Conclusie van advocaat-generaal V. Trstenjak van 31 maart 2009 I ‐ 10470
Arrest van het Hof (Derde kamer) van 29 oktober 2009 I ‐ 10505
Samenvatting van het arrest
Sociale politiek – Bescherming van veiligheid en gezondheid van werknemers – Werkneemsters tijdens zwangerschap, na bevalling en tijdens lactatie – Richtlijn 92/85 – Ontslagverbod
(Richtlijn 92/85 van de Raad, art. 10 en 12)
Sociale politiek – Mannelijke en vrouwelijke werknemers – Toegang tot arbeidsproces en arbeidsvoorwaarden – Gelijke behandeling – Bescherming van veiligheid en gezondheid van werknemers – Werkneemsters tijdens zwangerschap, na bevalling en tijdens lactatie – Richtlijnen 76/207 en 92/85
(Richtlijnen van de Raad 76/207, zoals gewijzigd bij richtlijn 2002/73, art. 2 en 3, en 92/85, art. 10)

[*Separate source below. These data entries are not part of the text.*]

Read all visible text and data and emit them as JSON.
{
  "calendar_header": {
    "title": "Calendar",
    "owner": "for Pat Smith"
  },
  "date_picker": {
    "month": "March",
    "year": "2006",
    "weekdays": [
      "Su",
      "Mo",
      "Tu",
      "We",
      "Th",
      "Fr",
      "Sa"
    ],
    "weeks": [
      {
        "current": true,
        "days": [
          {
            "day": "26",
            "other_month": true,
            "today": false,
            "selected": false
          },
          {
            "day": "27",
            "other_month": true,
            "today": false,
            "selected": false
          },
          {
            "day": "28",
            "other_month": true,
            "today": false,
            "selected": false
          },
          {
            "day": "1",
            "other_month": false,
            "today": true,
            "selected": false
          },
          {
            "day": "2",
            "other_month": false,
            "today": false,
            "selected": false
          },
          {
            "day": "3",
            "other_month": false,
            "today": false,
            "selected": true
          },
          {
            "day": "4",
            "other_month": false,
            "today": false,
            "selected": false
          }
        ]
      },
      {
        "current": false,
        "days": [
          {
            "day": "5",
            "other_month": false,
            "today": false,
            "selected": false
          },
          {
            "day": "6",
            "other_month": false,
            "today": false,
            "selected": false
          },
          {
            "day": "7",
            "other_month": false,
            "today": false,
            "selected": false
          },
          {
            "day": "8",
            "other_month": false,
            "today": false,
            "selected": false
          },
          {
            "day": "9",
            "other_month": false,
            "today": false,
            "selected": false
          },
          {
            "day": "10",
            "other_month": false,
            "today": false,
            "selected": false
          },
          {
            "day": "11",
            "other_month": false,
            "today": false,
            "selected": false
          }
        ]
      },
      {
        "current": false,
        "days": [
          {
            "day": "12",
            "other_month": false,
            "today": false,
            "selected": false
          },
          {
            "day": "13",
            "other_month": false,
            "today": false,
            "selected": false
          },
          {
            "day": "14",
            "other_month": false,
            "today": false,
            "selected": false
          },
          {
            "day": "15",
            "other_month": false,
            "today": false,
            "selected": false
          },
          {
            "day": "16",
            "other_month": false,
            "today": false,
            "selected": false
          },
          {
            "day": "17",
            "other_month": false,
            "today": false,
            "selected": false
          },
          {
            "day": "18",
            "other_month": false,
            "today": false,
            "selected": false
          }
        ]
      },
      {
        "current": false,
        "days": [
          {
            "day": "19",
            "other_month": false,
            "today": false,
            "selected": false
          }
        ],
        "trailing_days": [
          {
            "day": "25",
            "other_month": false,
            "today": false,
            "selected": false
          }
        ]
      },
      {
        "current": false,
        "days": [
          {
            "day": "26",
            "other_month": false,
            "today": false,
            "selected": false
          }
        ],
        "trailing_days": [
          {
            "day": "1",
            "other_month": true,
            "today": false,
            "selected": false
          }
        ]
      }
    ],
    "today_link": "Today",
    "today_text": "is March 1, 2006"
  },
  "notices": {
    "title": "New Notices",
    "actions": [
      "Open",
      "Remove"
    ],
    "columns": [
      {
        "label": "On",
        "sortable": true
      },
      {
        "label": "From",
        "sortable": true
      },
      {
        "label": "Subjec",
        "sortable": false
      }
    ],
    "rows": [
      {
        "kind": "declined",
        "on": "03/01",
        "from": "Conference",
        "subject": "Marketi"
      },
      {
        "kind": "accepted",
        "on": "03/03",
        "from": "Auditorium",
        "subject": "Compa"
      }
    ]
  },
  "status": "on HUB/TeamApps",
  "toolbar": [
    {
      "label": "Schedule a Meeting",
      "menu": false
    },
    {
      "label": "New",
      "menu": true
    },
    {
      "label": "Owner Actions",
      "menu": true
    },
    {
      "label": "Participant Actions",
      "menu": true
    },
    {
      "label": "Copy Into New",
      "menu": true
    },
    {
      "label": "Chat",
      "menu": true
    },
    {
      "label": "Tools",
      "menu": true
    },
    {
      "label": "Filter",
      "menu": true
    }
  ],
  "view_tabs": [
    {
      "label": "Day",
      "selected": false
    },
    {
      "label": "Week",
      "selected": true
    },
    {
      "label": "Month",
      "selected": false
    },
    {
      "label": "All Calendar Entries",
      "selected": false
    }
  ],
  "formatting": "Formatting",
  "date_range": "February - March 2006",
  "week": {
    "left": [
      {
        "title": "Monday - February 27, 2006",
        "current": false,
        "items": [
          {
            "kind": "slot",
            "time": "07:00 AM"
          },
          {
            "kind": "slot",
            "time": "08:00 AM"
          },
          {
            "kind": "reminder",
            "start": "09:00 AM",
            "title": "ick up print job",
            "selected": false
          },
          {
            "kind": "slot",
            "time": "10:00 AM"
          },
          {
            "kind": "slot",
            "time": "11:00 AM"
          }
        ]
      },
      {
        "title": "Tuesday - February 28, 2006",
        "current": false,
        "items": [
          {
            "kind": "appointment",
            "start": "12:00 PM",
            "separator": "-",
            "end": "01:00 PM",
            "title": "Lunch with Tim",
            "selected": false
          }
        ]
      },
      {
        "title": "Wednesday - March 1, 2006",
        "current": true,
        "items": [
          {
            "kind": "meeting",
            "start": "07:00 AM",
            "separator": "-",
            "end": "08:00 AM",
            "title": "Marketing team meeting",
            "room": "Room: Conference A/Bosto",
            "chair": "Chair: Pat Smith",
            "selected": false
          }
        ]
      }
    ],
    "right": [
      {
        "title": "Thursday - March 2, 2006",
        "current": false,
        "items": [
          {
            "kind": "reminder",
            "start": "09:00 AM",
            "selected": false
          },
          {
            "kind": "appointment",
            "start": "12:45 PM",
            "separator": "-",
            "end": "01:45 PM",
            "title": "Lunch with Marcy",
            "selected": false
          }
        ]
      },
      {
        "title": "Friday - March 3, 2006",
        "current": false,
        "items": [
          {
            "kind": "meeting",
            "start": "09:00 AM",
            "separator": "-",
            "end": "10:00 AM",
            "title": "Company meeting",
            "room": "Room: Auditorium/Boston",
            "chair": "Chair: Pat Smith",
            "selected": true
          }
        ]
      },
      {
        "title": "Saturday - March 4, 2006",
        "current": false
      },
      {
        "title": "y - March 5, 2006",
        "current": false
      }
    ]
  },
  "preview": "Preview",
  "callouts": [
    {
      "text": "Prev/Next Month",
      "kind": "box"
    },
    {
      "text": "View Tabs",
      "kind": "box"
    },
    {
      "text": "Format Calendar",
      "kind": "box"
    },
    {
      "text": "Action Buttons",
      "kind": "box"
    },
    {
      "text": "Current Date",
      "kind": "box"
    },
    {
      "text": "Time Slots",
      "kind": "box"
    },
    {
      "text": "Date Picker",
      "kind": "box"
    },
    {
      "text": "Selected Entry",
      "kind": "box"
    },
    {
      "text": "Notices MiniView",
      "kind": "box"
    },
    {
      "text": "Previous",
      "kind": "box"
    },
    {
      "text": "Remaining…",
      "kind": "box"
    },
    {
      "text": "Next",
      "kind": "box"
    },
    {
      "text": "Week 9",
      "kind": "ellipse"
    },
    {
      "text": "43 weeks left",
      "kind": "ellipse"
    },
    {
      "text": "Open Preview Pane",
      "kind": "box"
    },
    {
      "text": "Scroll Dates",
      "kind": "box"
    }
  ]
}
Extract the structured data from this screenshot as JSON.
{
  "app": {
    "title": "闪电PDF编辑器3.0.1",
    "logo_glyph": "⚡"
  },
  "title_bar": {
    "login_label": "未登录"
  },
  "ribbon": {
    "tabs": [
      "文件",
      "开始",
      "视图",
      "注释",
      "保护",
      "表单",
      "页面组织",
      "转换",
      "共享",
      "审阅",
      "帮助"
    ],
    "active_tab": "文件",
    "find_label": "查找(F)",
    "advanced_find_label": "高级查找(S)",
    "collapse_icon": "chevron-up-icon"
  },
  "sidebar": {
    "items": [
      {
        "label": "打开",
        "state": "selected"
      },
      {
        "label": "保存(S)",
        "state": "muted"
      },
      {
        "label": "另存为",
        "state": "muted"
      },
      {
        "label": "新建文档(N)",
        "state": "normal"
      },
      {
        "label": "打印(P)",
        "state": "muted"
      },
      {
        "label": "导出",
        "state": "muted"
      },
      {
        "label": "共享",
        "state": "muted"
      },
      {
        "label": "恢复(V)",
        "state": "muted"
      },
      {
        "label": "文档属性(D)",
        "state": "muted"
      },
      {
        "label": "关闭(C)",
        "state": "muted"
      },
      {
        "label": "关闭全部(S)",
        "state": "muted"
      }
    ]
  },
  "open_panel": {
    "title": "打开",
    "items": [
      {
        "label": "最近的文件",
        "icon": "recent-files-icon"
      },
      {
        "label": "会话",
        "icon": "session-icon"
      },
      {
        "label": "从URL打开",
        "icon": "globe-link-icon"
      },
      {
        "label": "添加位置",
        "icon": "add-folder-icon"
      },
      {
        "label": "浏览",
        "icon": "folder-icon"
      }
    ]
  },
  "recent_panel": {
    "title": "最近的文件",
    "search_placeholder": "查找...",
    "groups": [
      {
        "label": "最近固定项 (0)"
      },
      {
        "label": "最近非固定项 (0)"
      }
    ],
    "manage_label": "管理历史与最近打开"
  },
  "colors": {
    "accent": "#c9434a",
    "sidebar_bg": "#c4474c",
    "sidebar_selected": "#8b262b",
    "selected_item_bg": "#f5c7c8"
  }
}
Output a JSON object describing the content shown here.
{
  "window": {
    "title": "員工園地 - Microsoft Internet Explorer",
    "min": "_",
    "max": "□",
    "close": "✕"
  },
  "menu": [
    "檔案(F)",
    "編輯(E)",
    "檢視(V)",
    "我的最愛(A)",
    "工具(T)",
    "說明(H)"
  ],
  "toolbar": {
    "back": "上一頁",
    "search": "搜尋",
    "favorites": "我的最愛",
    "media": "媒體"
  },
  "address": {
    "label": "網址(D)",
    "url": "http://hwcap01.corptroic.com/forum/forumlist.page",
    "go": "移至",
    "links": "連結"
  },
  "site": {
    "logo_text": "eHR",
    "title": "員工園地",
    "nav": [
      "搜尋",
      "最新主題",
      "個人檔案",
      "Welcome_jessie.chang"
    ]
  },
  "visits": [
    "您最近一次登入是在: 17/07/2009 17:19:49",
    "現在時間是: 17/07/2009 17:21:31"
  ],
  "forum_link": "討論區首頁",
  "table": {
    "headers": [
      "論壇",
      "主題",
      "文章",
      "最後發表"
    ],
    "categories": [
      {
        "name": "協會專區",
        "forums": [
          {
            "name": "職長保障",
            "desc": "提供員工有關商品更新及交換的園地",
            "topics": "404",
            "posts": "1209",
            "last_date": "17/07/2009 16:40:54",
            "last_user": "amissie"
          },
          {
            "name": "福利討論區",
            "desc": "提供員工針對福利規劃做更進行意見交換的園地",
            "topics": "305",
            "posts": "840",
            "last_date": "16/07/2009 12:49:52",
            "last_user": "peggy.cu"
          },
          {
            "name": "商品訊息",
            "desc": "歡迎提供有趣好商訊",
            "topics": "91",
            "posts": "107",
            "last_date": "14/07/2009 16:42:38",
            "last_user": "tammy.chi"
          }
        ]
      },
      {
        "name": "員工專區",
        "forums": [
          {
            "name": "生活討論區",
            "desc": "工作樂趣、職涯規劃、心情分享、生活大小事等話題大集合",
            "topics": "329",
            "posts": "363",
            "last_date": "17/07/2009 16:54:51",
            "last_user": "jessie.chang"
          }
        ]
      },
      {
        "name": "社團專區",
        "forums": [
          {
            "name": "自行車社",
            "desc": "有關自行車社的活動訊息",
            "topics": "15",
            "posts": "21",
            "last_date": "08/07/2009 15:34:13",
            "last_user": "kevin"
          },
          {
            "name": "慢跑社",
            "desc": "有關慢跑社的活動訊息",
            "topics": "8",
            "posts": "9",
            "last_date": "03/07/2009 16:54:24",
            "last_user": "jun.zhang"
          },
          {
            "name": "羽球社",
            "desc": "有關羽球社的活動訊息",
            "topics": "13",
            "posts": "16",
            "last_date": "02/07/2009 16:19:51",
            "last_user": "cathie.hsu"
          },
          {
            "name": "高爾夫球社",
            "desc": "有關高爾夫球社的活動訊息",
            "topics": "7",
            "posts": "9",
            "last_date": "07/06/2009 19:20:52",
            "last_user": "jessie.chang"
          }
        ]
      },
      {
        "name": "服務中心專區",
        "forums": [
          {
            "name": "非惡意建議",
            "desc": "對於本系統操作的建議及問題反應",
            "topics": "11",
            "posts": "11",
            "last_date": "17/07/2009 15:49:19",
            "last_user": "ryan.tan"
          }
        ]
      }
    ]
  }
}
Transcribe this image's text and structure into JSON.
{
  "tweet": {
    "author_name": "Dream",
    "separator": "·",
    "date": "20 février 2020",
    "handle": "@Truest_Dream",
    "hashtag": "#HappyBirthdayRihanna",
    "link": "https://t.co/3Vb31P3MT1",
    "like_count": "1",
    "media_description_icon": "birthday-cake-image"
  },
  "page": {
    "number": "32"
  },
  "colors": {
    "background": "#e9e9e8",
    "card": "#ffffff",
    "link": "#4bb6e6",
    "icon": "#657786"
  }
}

De artikelen 10 en 12 van richtlijn 92/85 inzake de tenuitvoerlegging van maatregelen ter bevordering van de verbetering van de veiligheid en de gezondheid op het werk van werkneemsters tijdens de zwangerschap, na de bevalling en tijdens de lactatie, moeten aldus worden uitgelegd dat zij zich niet verzetten tegen de wettelijke regeling van een lidstaat die voorziet in een specifieke beroepsprocedure inzake het ontslagverbod van werkneemsters tijdens de zwangerschap, na de bevalling en tijdens de lactatie zoals vermeld in genoemd artikel 10, die wordt gevoerd volgens procedurevoorschriften die alleen voor dit beroep gelden, mits deze niet minder gunstig zijn dat degene die gelden in vergelijkbare beroepsprocedures naar intern recht (gelijkwaardigheidsbeginsel) en niet zodanig zijn ingericht dat zij het nagenoeg onmogelijk maken om de aan het gemeenschapsrecht ontleende rechten uit te oefenen (doeltreffendheidsbeginsel). Dienaangaande lijkt een vervaltermijn van twee weken voor het instellen van een vordering tot nietigverklaring en herintegratie niet aan deze voorwaarde te voldoen, hetgeen echter door de verwijzende rechter moet worden nagegaan.
(cf. punten 62, 69, dictum 1)
Artikel 2 van richtlijn 76/207 betreffende de tenuitvoerlegging van het beginsel van gelijke behandeling van mannen en vrouwen ten aanzien van de toegang tot het arbeidsproces, de beroepsopleiding en de promotiekansen en ten aanzien van de arbeidsvoorwaarden, zoals gewijzigd bij richtlijn 2002/73, gelezen in samenhang met artikel 3 van deze richtlijn 76/207, moet aldus worden uitgelegd dat het zich verzet tegen de wettelijke regeling van een lidstaat die specifiek is voor de in artikel 10 van richtlijn 92/85 inzake de tenuitvoerlegging van maatregelen ter bevordering van de verbetering van de veiligheid en de gezondheid op het werk van werkneemsters tijdens de zwangerschap, na de bevalling en tijdens de lactatie, neergelegde bescherming bij ontslag van deze werkneemsters, die de zwangere werkneemster die is ontslagen tijdens haar zwangerschap een rechtsvordering tot schadevergoeding ontneemt, terwijl deze wel openstaat voor iedere andere ontslagen werknemer, indien een dergelijke beperking van de beroepsmogelijkheden een minder gunstige behandeling vormt van een vrouw in samenhang met haar zwangerschap. Dit is in het bijzonder het geval indien de procedurevoorschriften inzake de enige vordering die voor dergelijke werkneemsters openstaat, niet voldoen aan het beginsel van daadwerkelijke rechterlijke bescherming van de rechten die de justitiabelen aan het gemeenschapsrecht ontlenen, hetgeen door de verwijzende rechter moet worden nagegaan.